Filosofia e sistemas sociais defensivos

A propósito do meu anterior post sobre a Antropologia Urbana, como uma das áreas de estudo favoráveis à compreensão "macro-sistemica" de vários fenómenos sociais e humanos, venho hoje também falar em como a Filosofia "à Portuguesa" curiosamente tão bem aborda os fenómenos bem descritos pelo Pedro e pelo Tiago, relacionados com os "sistemas sociais defensivos" utilizados pelas pessoas em contexto laboral (e não só), de forma a "evitarem a experiência consciente de ansiedade" no confronto omnipresente com a "tarefa primária" (a missão; o objectivo primordial; etc.) da organização, provocando entropia e resistencia à mudança.

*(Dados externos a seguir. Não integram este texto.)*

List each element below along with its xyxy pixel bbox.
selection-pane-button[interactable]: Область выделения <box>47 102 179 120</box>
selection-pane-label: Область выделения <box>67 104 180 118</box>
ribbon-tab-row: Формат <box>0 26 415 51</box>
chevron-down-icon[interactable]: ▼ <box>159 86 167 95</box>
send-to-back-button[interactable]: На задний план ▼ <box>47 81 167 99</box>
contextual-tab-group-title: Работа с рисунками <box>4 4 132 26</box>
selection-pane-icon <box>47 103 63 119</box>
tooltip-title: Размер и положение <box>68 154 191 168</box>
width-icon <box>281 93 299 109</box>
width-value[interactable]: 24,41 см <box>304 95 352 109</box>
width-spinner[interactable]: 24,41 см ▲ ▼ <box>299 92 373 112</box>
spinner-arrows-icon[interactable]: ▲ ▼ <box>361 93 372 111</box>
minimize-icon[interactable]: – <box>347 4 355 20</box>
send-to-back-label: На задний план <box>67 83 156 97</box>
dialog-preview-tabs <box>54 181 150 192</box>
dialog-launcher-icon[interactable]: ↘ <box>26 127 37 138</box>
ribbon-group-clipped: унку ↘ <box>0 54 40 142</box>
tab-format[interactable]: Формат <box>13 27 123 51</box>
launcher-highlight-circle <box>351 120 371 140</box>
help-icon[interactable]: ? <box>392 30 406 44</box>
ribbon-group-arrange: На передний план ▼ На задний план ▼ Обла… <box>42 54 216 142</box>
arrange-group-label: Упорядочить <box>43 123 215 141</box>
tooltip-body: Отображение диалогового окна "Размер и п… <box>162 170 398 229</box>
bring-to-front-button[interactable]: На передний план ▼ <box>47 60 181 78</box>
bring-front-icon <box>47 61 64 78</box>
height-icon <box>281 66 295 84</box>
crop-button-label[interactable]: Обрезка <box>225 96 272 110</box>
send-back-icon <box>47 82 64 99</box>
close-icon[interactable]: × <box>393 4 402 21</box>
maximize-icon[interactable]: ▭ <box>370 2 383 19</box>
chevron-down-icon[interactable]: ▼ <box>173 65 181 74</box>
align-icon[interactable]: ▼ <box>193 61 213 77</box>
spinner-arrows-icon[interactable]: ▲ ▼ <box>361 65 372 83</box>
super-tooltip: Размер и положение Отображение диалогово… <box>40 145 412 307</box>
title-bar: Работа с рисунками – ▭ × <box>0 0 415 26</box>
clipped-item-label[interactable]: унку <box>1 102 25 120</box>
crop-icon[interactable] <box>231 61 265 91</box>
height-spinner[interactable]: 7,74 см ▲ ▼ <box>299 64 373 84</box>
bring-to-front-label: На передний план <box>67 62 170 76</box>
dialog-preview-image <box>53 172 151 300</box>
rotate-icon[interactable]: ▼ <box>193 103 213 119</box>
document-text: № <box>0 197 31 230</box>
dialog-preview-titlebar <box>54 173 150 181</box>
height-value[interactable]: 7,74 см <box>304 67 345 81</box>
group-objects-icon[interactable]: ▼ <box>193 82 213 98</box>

Ora então vejam neste excerto de texto, como é que o nosso Filósofo português José Gil, tão bem descreve no seu belíssimo livro PORTUGAL, HOJE - O Medo de Existir, a prática social defensiva da BUROCRATIZAÇÃO estatal em Portugal:

(...) Num tal sistema, em que a não-acção é a regra, não se imagina um Estado e uma administração sem burocracia. Porque esta constitui o melhor meio de adiamento e paralisação da acção (...), ao adiar indefinidamente o agir, a burocracia toma a aparência da acção, criando a ilusão da sua efectuação. (...) Seria necessário analisar os diferentes tipos de burocracia, nos diversos sectores da vida do Estado, para se ter uma ideia exacta da sua função na nossa sociedade. No entanto, é desde logo claro que quando existe recusa de enfrentamento e condutas generalizadas de evitamentos de conflitos, a burocracia surge como a via que permite ao mesmo tempo exprimir indirectamente a violência conflitual, e impedi-la de se exercer literalmente ou fisicamente. (...) Neste sentido, a burocracia representa uma espécie de sintoma social da recusa do conflito e da acção.

Digam lá se não assenta que nem uma luva quer na teoria invocada em cima, quer em algumas organizações que nós vamos conhecendo?